If you've decided that your child is ready to start learning how to use the potty, these tips may help:

  • Choose your words. Decide which words you're going to use for your child's new endeavor, and be careful to avoid negative/potentially shame-inducing words (and facial expressions!) such as "dirty" or "stinky."
  • Prepare the chair. Make sure your child's feet rest on the floor or a steady stool. Also, allow them to initially practice sitting on the potty while fully clothed so they may get accustomed to it.  
  • Get there — Fast! When you notice signs that your child might need to use the toilet (squirming, squatting, or holding the genital area, for example) respond quickly! Help your child become familiar with these signals, and teach them that, when they feel the urge to go, they must stop what they are doing and head to the toilet. Praise your child for telling you when they have to go. 
  • Dress for Success. Keep your child in loose, easy-to-remove clothing throughout the process. Avoid clothes that are hard to take off such as overalls and/or shirts that snap in the crotch. Kids who are potty training need to be able to undress themselves.
  • Create a house rule. Talk to your child about staying dry, hang a simple rule such as "use the potty" somewhere visible in the home, and create an amazing incentive for your child when they successfully meet their goals. Start small, e.g., initially challenge them to stay dry for a short period of time while you gauge what your toddler is capable of. Consider letting your child pick out a pack of underwear as incentive and, as they successfully make it to the potty in time, let them earn each pair of underwear in exchange for a token from their Goodtimer. 
  • Show and tell. Show your child how you sit on the toilet and explain what you are doing.
  • Give an “A” for effort. Praise all attempts to use the toilet, even if nothing happens. Accidents will happen, so it's important not to punish potty-training children or show disappointment when they have an accident. Instead, reassure your child that they are doing a great job trying and everyone makes mistakes. 
  • Ditch the diapers.
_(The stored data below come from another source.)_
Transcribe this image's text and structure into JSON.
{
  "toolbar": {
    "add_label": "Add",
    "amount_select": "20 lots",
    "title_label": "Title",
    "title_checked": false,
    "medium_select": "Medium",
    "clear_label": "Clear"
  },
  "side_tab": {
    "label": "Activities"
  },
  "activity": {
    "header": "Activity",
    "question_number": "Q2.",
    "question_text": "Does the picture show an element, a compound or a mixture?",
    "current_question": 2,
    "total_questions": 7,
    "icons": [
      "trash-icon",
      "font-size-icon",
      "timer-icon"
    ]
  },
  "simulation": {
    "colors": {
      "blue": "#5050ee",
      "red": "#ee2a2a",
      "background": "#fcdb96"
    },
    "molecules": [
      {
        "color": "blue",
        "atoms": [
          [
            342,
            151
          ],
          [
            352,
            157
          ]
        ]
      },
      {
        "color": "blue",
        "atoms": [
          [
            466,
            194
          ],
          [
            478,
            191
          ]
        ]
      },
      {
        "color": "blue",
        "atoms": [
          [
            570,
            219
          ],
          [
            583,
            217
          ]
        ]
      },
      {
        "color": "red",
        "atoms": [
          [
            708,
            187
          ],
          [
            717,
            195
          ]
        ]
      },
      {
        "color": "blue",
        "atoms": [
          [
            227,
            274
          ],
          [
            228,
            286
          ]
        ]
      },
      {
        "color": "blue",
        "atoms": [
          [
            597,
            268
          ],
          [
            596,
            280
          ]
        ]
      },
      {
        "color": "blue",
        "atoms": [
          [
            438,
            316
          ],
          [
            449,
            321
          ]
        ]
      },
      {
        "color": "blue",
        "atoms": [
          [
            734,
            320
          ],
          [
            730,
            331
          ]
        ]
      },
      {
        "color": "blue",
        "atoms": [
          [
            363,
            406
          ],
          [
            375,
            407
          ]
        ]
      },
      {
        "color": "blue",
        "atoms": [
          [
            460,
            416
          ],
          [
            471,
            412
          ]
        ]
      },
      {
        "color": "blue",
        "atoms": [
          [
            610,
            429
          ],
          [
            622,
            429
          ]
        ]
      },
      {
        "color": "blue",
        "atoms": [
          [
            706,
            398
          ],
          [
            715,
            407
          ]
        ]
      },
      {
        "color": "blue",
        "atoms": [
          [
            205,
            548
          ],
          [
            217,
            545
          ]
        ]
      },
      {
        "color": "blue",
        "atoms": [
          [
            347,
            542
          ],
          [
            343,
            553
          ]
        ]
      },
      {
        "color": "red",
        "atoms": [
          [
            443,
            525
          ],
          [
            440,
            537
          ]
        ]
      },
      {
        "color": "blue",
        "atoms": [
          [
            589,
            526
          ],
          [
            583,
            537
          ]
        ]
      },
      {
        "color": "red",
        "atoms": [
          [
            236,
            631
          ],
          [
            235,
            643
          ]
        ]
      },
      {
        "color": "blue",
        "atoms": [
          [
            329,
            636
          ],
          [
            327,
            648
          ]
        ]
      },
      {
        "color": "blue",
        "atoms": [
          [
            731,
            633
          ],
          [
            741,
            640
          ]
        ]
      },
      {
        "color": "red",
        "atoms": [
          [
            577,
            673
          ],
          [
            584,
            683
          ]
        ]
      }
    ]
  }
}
After a couple of weeks of successful potty breaks and remaining dry during the day, your child might be ready to trade diapers for training pants or underwear. Be sure to celebrate this milestone!
  • Failure to launch. Let your child return to diapers if he or she is unable to remain dry to keep the transition as positive for everyone as possible. Remember, every unique child becomes ready in their own time. It is also not uncommon for children's bodies to accomplish dry days before they can accomplish dry nights. Give it time, and reward any ounce of progress along the way.

Potty training is a unique journey for each child and parent. Patience and understanding are the keys to success, and your Goodtimer is an incredible tool to motivate and support your child during this transition. Remember to praise your child's efforts even when accidents happen! Each child is unique and age of readiness varies, so allow yours to progress at their own pace. Your support will make the journey a smoother one for your family.